Encaixei o recadinho e abrandei imediatamente. Não nos gestos, até porque continuava atrasado, mas no estado de espírito. Nesse instante, recordei um pensamento antigo que creio tratar-se de um provérbio chinês. Cito-o de memória: “Ouçamos as crianças, pois elas têm sempre razão.” Não têm sempre, claro que não, de forma alguma, mas neste caso…

Não me fiquei.

— Não se diz “eu quero estar muitos dias criança”, mas sim “eu quero ser criança muitos dias”, está bem, Estrelinha? —, corrigi. Se o conteúdo não tinha refutação possível, restava-me emendar a forma. São só quatro anos, eu sei, é normal, e esta forma desajeitada de dizer as coisas derrete-me e faz-me sorrir todos os dias. Quem me dera que nunca deixasse de ter esta idade, mas não a podia deixar sem troco.
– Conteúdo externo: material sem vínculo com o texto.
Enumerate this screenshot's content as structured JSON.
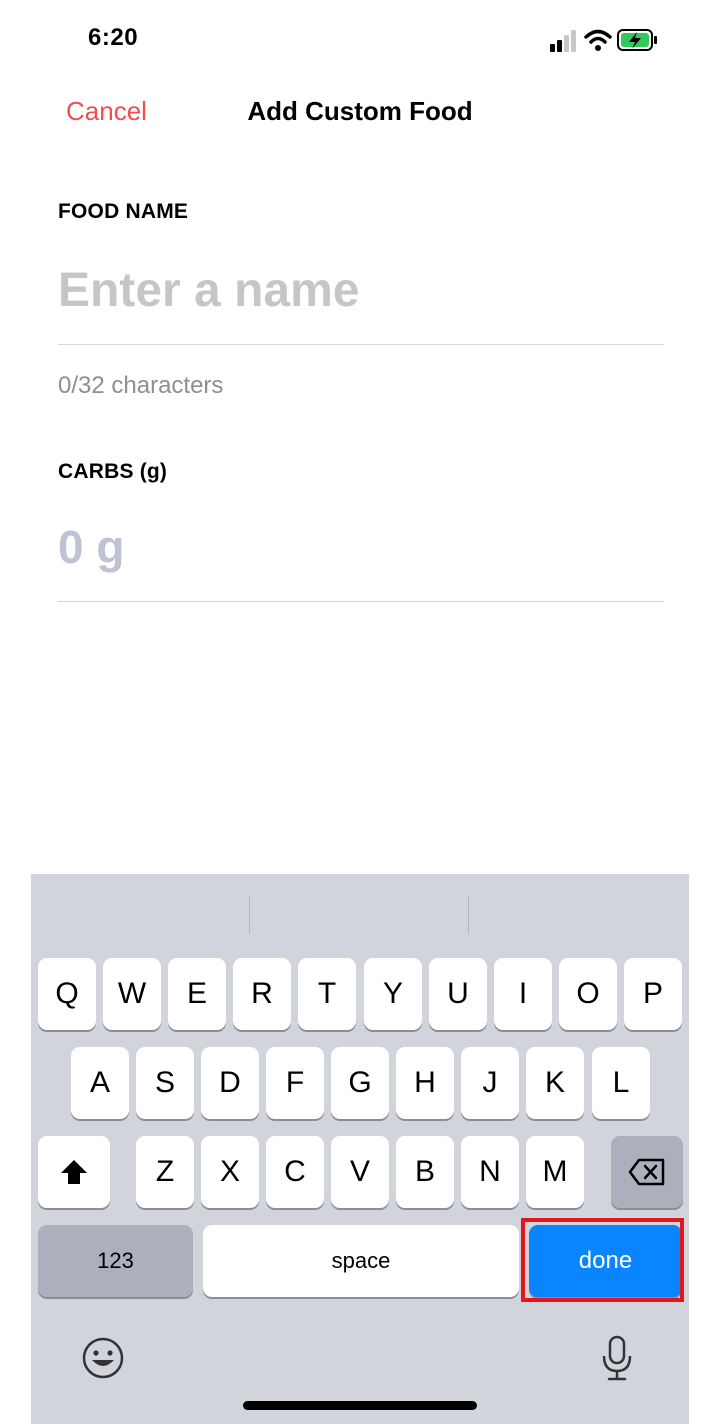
{
  "status": {
    "time": "6:20"
  },
  "nav": {
    "cancel_label": "Cancel",
    "title": "Add Custom Food"
  },
  "form": {
    "food_name_label": "FOOD NAME",
    "food_name_value": "",
    "food_name_placeholder": "Enter a name",
    "char_count": "0/32 characters",
    "carbs_label": "CARBS (g)",
    "carbs_value": "",
    "carbs_placeholder": "0 g"
  },
  "keyboard": {
    "row1": [
      "Q",
      "W",
      "E",
      "R",
      "T",
      "Y",
      "U",
      "I",
      "O",
      "P"
    ],
    "row2": [
      "A",
      "S",
      "D",
      "F",
      "G",
      "H",
      "J",
      "K",
      "L"
    ],
    "row3": [
      "Z",
      "X",
      "C",
      "V",
      "B",
      "N",
      "M"
    ],
    "numbers_label": "123",
    "space_label": "space",
    "done_label": "done"
  },
  "colors": {
    "accent_cancel": "#ee4f4f",
    "done_blue": "#0a84ff",
    "highlight_red": "#e0171f"
  }
}
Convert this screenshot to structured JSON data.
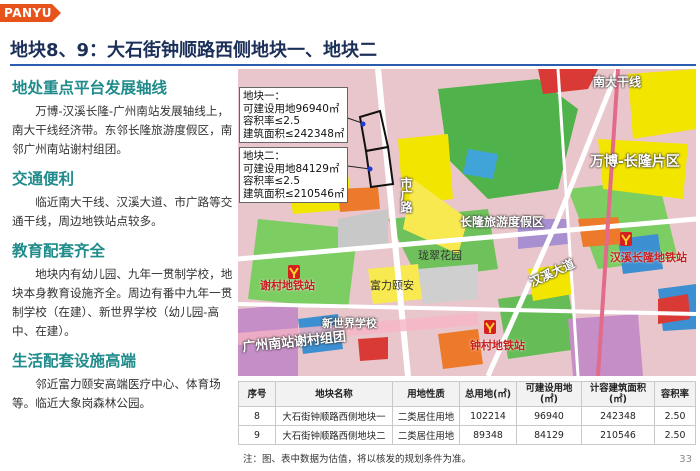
{
  "brand": "PANYU",
  "title": "地块8、9：大石街钟顺路西侧地块一、地块二",
  "sections": [
    {
      "heading": "地处重点平台发展轴线",
      "body": "万博-汉溪长隆-广州南站发展轴线上，南大干线经济带。东邻长隆旅游度假区，南邻广州南站谢村组团。"
    },
    {
      "heading": "交通便利",
      "body": "临近南大干线、汉溪大道、市广路等交通干线，周边地铁站点较多。"
    },
    {
      "heading": "教育配套齐全",
      "body": "地块内有幼儿园、九年一贯制学校，地块本身教育设施齐全。周边有番中九年一贯制学校（在建）、新世界学校（幼儿园-高中、在建）。"
    },
    {
      "heading": "生活配套设施高端",
      "body": "邻近富力颐安高端医疗中心、体育场等。临近大象岗森林公园。"
    }
  ],
  "map": {
    "labels": {
      "nandaganxian": "南大干线",
      "wanbo": "万博-长隆片区",
      "shiguanglu": "市广路",
      "changlong": "长隆旅游度假区",
      "longcui": "珑翠花园",
      "fuli": "富力颐安",
      "hanxidadao": "汉溪大道",
      "xinshijie": "新世界学校",
      "guangzhounan": "广州南站谢村组团",
      "xiecun_metro": "谢村地铁站",
      "hanxi_metro": "汉溪长隆地铁站",
      "zhongcun_metro": "钟村地铁站"
    },
    "plot1": {
      "title": "地块一：",
      "lines": [
        "可建设用地96940㎡",
        "容积率≤2.5",
        "建筑面积≤242348㎡"
      ]
    },
    "plot2": {
      "title": "地块二：",
      "lines": [
        "可建设用地84129㎡",
        "容积率≤2.5",
        "建筑面积≤210546㎡"
      ]
    }
  },
  "table": {
    "headers": [
      "序号",
      "地块名称",
      "用地性质",
      "总用地(㎡)",
      "可建设用地(㎡)",
      "计容建筑面积(㎡)",
      "容积率"
    ],
    "rows": [
      [
        "8",
        "大石街钟顺路西侧地块一",
        "二类居住用地",
        "102214",
        "96940",
        "242348",
        "2.50"
      ],
      [
        "9",
        "大石街钟顺路西侧地块二",
        "二类居住用地",
        "89348",
        "84129",
        "210546",
        "2.50"
      ]
    ]
  },
  "note": "注：图、表中数据为估值，将以核发的规划条件为准。",
  "page_number": "33",
  "colors": {
    "brand": "#e8531c",
    "heading": "#1f8b8b",
    "title": "#1b2f59",
    "rule": "#2a5db0"
  }
}
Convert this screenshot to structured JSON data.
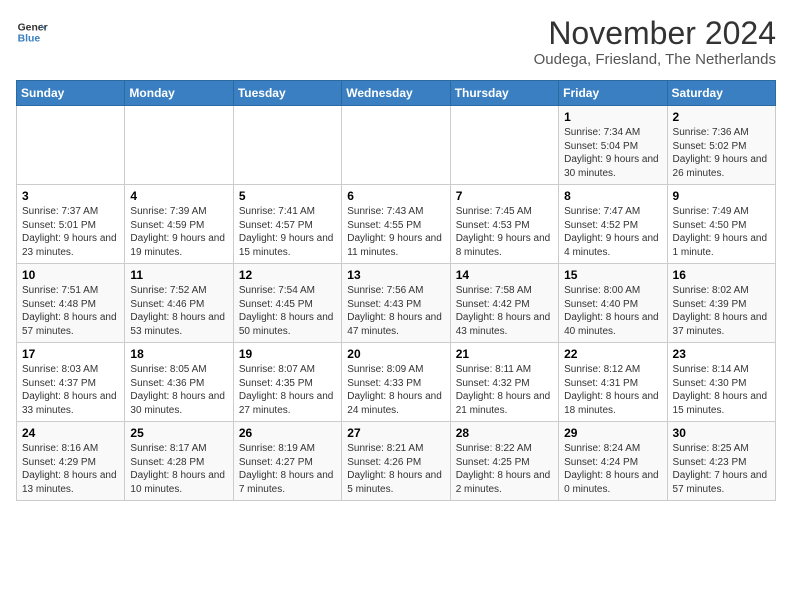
{
  "header": {
    "logo_line1": "General",
    "logo_line2": "Blue",
    "title": "November 2024",
    "subtitle": "Oudega, Friesland, The Netherlands"
  },
  "calendar": {
    "days_of_week": [
      "Sunday",
      "Monday",
      "Tuesday",
      "Wednesday",
      "Thursday",
      "Friday",
      "Saturday"
    ],
    "weeks": [
      [
        {
          "day": "",
          "content": ""
        },
        {
          "day": "",
          "content": ""
        },
        {
          "day": "",
          "content": ""
        },
        {
          "day": "",
          "content": ""
        },
        {
          "day": "",
          "content": ""
        },
        {
          "day": "1",
          "content": "Sunrise: 7:34 AM\nSunset: 5:04 PM\nDaylight: 9 hours and 30 minutes."
        },
        {
          "day": "2",
          "content": "Sunrise: 7:36 AM\nSunset: 5:02 PM\nDaylight: 9 hours and 26 minutes."
        }
      ],
      [
        {
          "day": "3",
          "content": "Sunrise: 7:37 AM\nSunset: 5:01 PM\nDaylight: 9 hours and 23 minutes."
        },
        {
          "day": "4",
          "content": "Sunrise: 7:39 AM\nSunset: 4:59 PM\nDaylight: 9 hours and 19 minutes."
        },
        {
          "day": "5",
          "content": "Sunrise: 7:41 AM\nSunset: 4:57 PM\nDaylight: 9 hours and 15 minutes."
        },
        {
          "day": "6",
          "content": "Sunrise: 7:43 AM\nSunset: 4:55 PM\nDaylight: 9 hours and 11 minutes."
        },
        {
          "day": "7",
          "content": "Sunrise: 7:45 AM\nSunset: 4:53 PM\nDaylight: 9 hours and 8 minutes."
        },
        {
          "day": "8",
          "content": "Sunrise: 7:47 AM\nSunset: 4:52 PM\nDaylight: 9 hours and 4 minutes."
        },
        {
          "day": "9",
          "content": "Sunrise: 7:49 AM\nSunset: 4:50 PM\nDaylight: 9 hours and 1 minute."
        }
      ],
      [
        {
          "day": "10",
          "content": "Sunrise: 7:51 AM\nSunset: 4:48 PM\nDaylight: 8 hours and 57 minutes."
        },
        {
          "day": "11",
          "content": "Sunrise: 7:52 AM\nSunset: 4:46 PM\nDaylight: 8 hours and 53 minutes."
        },
        {
          "day": "12",
          "content": "Sunrise: 7:54 AM\nSunset: 4:45 PM\nDaylight: 8 hours and 50 minutes."
        },
        {
          "day": "13",
          "content": "Sunrise: 7:56 AM\nSunset: 4:43 PM\nDaylight: 8 hours and 47 minutes."
        },
        {
          "day": "14",
          "content": "Sunrise: 7:58 AM\nSunset: 4:42 PM\nDaylight: 8 hours and 43 minutes."
        },
        {
          "day": "15",
          "content": "Sunrise: 8:00 AM\nSunset: 4:40 PM\nDaylight: 8 hours and 40 minutes."
        },
        {
          "day": "16",
          "content": "Sunrise: 8:02 AM\nSunset: 4:39 PM\nDaylight: 8 hours and 37 minutes."
        }
      ],
      [
        {
          "day": "17",
          "content": "Sunrise: 8:03 AM\nSunset: 4:37 PM\nDaylight: 8 hours and 33 minutes."
        },
        {
          "day": "18",
          "content": "Sunrise: 8:05 AM\nSunset: 4:36 PM\nDaylight: 8 hours and 30 minutes."
        },
        {
          "day": "19",
          "content": "Sunrise: 8:07 AM\nSunset: 4:35 PM\nDaylight: 8 hours and 27 minutes."
        },
        {
          "day": "20",
          "content": "Sunrise: 8:09 AM\nSunset: 4:33 PM\nDaylight: 8 hours and 24 minutes."
        },
        {
          "day": "21",
          "content": "Sunrise: 8:11 AM\nSunset: 4:32 PM\nDaylight: 8 hours and 21 minutes."
        },
        {
          "day": "22",
          "content": "Sunrise: 8:12 AM\nSunset: 4:31 PM\nDaylight: 8 hours and 18 minutes."
        },
        {
          "day": "23",
          "content": "Sunrise: 8:14 AM\nSunset: 4:30 PM\nDaylight: 8 hours and 15 minutes."
        }
      ],
      [
        {
          "day": "24",
          "content": "Sunrise: 8:16 AM\nSunset: 4:29 PM\nDaylight: 8 hours and 13 minutes."
        },
        {
          "day": "25",
          "content": "Sunrise: 8:17 AM\nSunset: 4:28 PM\nDaylight: 8 hours and 10 minutes."
        },
        {
          "day": "26",
          "content": "Sunrise: 8:19 AM\nSunset: 4:27 PM\nDaylight: 8 hours and 7 minutes."
        },
        {
          "day": "27",
          "content": "Sunrise: 8:21 AM\nSunset: 4:26 PM\nDaylight: 8 hours and 5 minutes."
        },
        {
          "day": "28",
          "content": "Sunrise: 8:22 AM\nSunset: 4:25 PM\nDaylight: 8 hours and 2 minutes."
        },
        {
          "day": "29",
          "content": "Sunrise: 8:24 AM\nSunset: 4:24 PM\nDaylight: 8 hours and 0 minutes."
        },
        {
          "day": "30",
          "content": "Sunrise: 8:25 AM\nSunset: 4:23 PM\nDaylight: 7 hours and 57 minutes."
        }
      ]
    ]
  }
}
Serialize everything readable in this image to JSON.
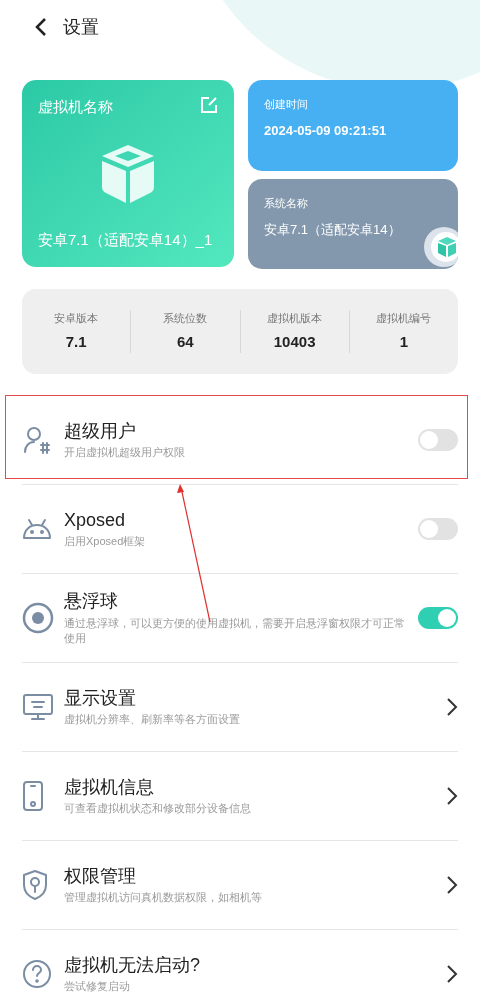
{
  "header": {
    "title": "设置"
  },
  "name_card": {
    "label": "虚拟机名称",
    "value": "安卓7.1（适配安卓14）_1"
  },
  "created_card": {
    "label": "创建时间",
    "value": "2024-05-09 09:21:51"
  },
  "system_card": {
    "label": "系统名称",
    "value": "安卓7.1（适配安卓14）"
  },
  "stats": [
    {
      "label": "安卓版本",
      "value": "7.1"
    },
    {
      "label": "系统位数",
      "value": "64"
    },
    {
      "label": "虚拟机版本",
      "value": "10403"
    },
    {
      "label": "虚拟机编号",
      "value": "1"
    }
  ],
  "settings": [
    {
      "kind": "toggle",
      "title": "超级用户",
      "subtitle": "开启虚拟机超级用户权限",
      "on": false,
      "highlighted": true
    },
    {
      "kind": "toggle",
      "title": "Xposed",
      "subtitle": "启用Xposed框架",
      "on": false,
      "highlighted": false
    },
    {
      "kind": "toggle",
      "title": "悬浮球",
      "subtitle": "通过悬浮球，可以更方便的使用虚拟机，需要开启悬浮窗权限才可正常使用",
      "on": true,
      "highlighted": false
    },
    {
      "kind": "link",
      "title": "显示设置",
      "subtitle": "虚拟机分辨率、刷新率等各方面设置",
      "highlighted": false
    },
    {
      "kind": "link",
      "title": "虚拟机信息",
      "subtitle": "可查看虚拟机状态和修改部分设备信息",
      "highlighted": false
    },
    {
      "kind": "link",
      "title": "权限管理",
      "subtitle": "管理虚拟机访问真机数据权限，如相机等",
      "highlighted": false
    },
    {
      "kind": "link",
      "title": "虚拟机无法启动?",
      "subtitle": "尝试修复启动",
      "highlighted": false
    }
  ]
}
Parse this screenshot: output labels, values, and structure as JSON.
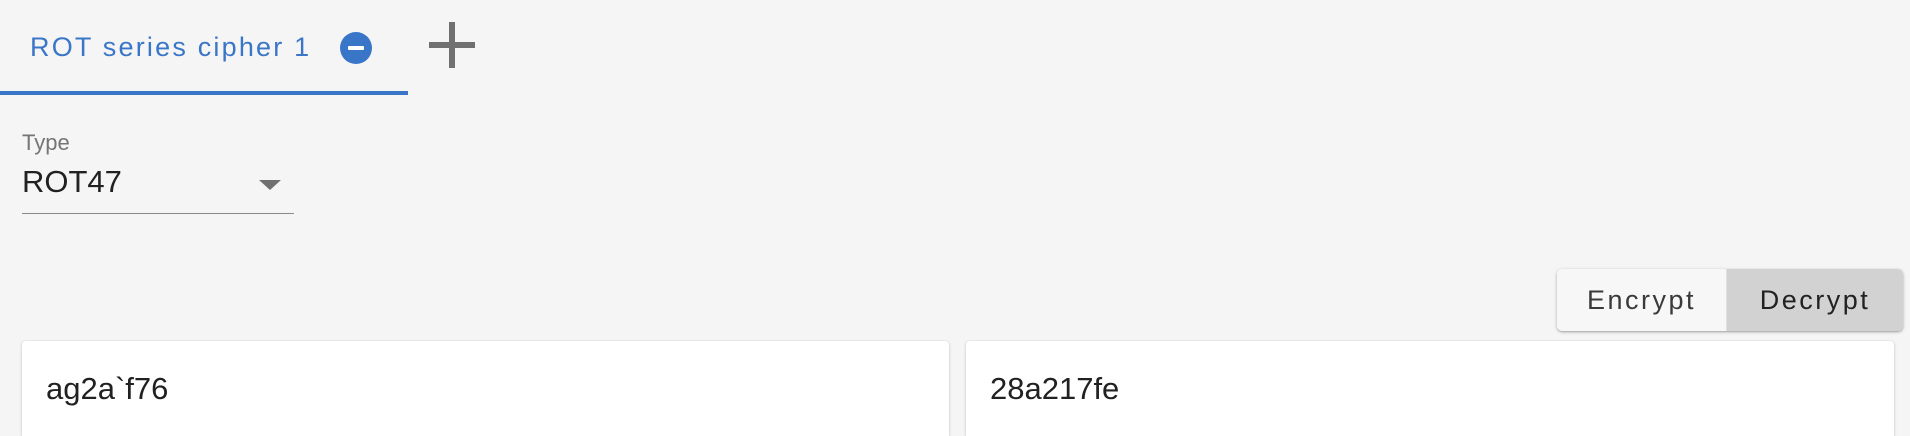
{
  "tabs": [
    {
      "label": "ROT series cipher 1",
      "active": true
    }
  ],
  "type_field": {
    "label": "Type",
    "value": "ROT47"
  },
  "mode_toggle": {
    "encrypt_label": "Encrypt",
    "decrypt_label": "Decrypt",
    "selected": "Decrypt"
  },
  "panels": {
    "input_text": "ag2a`f76",
    "output_text": "28a217fe"
  },
  "icons": {
    "tab_close": "minus-circle-icon",
    "add_tab": "plus-icon",
    "dropdown": "caret-down-icon"
  },
  "colors": {
    "accent": "#3a76c8",
    "background": "#f5f5f5",
    "selected_toggle": "#d2d2d2"
  }
}
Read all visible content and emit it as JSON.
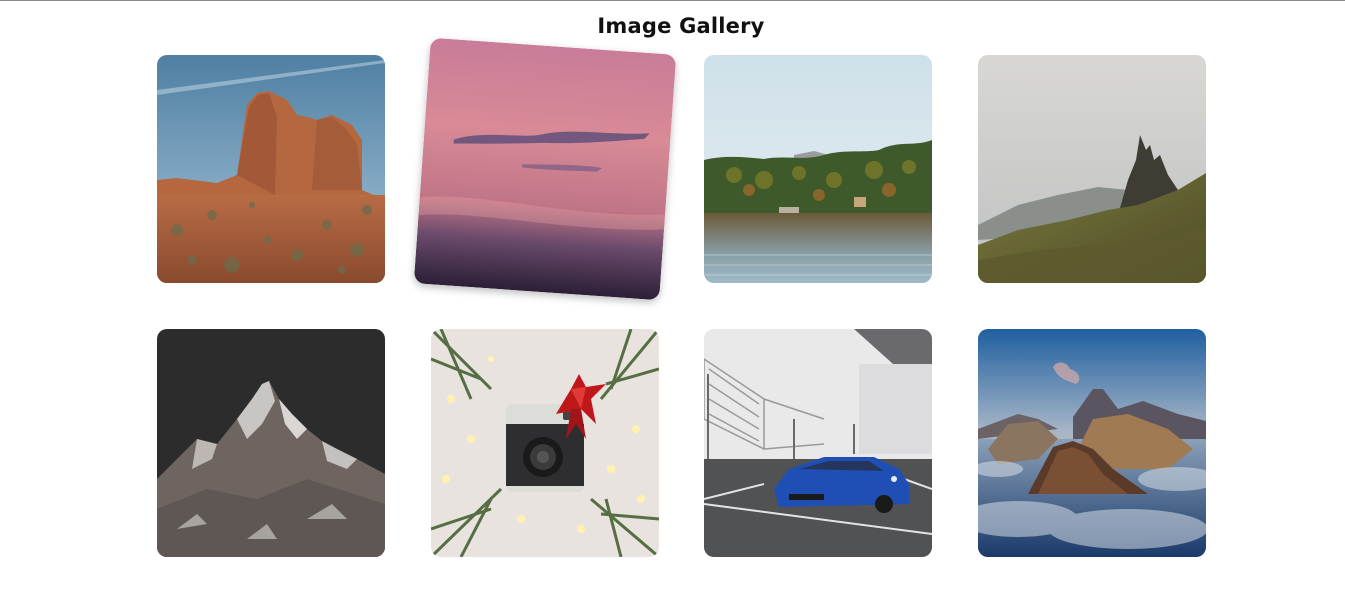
{
  "page": {
    "title": "Image Gallery"
  },
  "gallery": {
    "images": [
      {
        "subject": "desert-rock-formation"
      },
      {
        "subject": "pink-sunset-sky",
        "state": "hovered"
      },
      {
        "subject": "lake-with-forest"
      },
      {
        "subject": "rocky-mountain-pinnacles"
      },
      {
        "subject": "snowy-mountain-peak"
      },
      {
        "subject": "instant-camera-with-bow"
      },
      {
        "subject": "blue-sports-car-parking"
      },
      {
        "subject": "volcano-above-clouds"
      }
    ]
  },
  "colors": {
    "background": "#ffffff",
    "title_text": "#111111"
  }
}
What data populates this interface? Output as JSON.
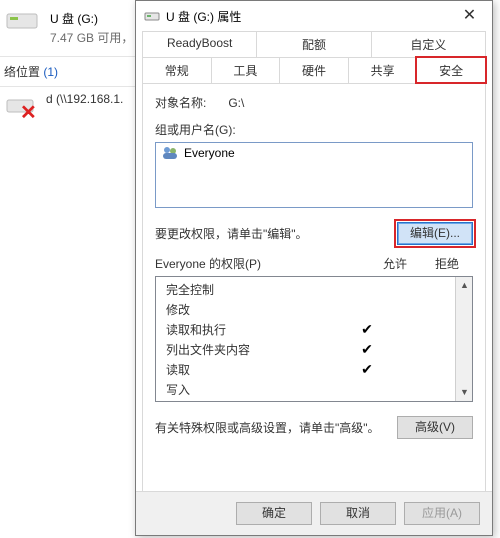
{
  "bg": {
    "drive_label": "U 盘 (G:)",
    "drive_sub": "7.47 GB 可用，",
    "net_label": "络位置",
    "net_count": "(1)",
    "net_item": "d (\\\\192.168.1."
  },
  "dialog": {
    "title": "U 盘 (G:) 属性",
    "close": "✕",
    "tabs_row1": [
      "ReadyBoost",
      "配额",
      "自定义"
    ],
    "tabs_row2": [
      "常规",
      "工具",
      "硬件",
      "共享",
      "安全"
    ],
    "object_label": "对象名称:",
    "object_value": "G:\\",
    "group_label": "组或用户名(G):",
    "group_item": "Everyone",
    "edit_hint": "要更改权限，请单击\"编辑\"。",
    "edit_btn": "编辑(E)...",
    "perm_label": "Everyone 的权限(P)",
    "perm_allow": "允许",
    "perm_deny": "拒绝",
    "perms": [
      {
        "name": "完全控制",
        "allow": false,
        "deny": false
      },
      {
        "name": "修改",
        "allow": false,
        "deny": false
      },
      {
        "name": "读取和执行",
        "allow": true,
        "deny": false
      },
      {
        "name": "列出文件夹内容",
        "allow": true,
        "deny": false
      },
      {
        "name": "读取",
        "allow": true,
        "deny": false
      },
      {
        "name": "写入",
        "allow": false,
        "deny": false
      }
    ],
    "adv_hint": "有关特殊权限或高级设置，请单击\"高级\"。",
    "adv_btn": "高级(V)",
    "ok": "确定",
    "cancel": "取消",
    "apply": "应用(A)"
  }
}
— Está bem —, respondeu, com aquele ar condescendente e ternurento que as crianças exibem quando percebem que nos deixaram sem resposta adequada à altura da sua pureza, sinceridade, verdade e sabedoria.

“Estarei a exagerar no elogio que faço à sabedoria das crianças e à sua capacidade de perceber os adultos e de simplificar o mundo?”, indaguei-me ao escrever as últimas linhas. Não me parece. Provavelmente estou a pecar por defeito. Elas decifram-nos sem dizermos uma única palavra sobre o que estamos a sentir.

As crianças criam uma história sobre o mundo a partir do seu ponto de vista e do ponto de vista daqueles com quem crescem. Essa história é aquilo em que a criança se torna. Devíamos tentar perceber mais frequentemente que história está a criança a escrever.

Já no carro, olhei rapidamente para trás.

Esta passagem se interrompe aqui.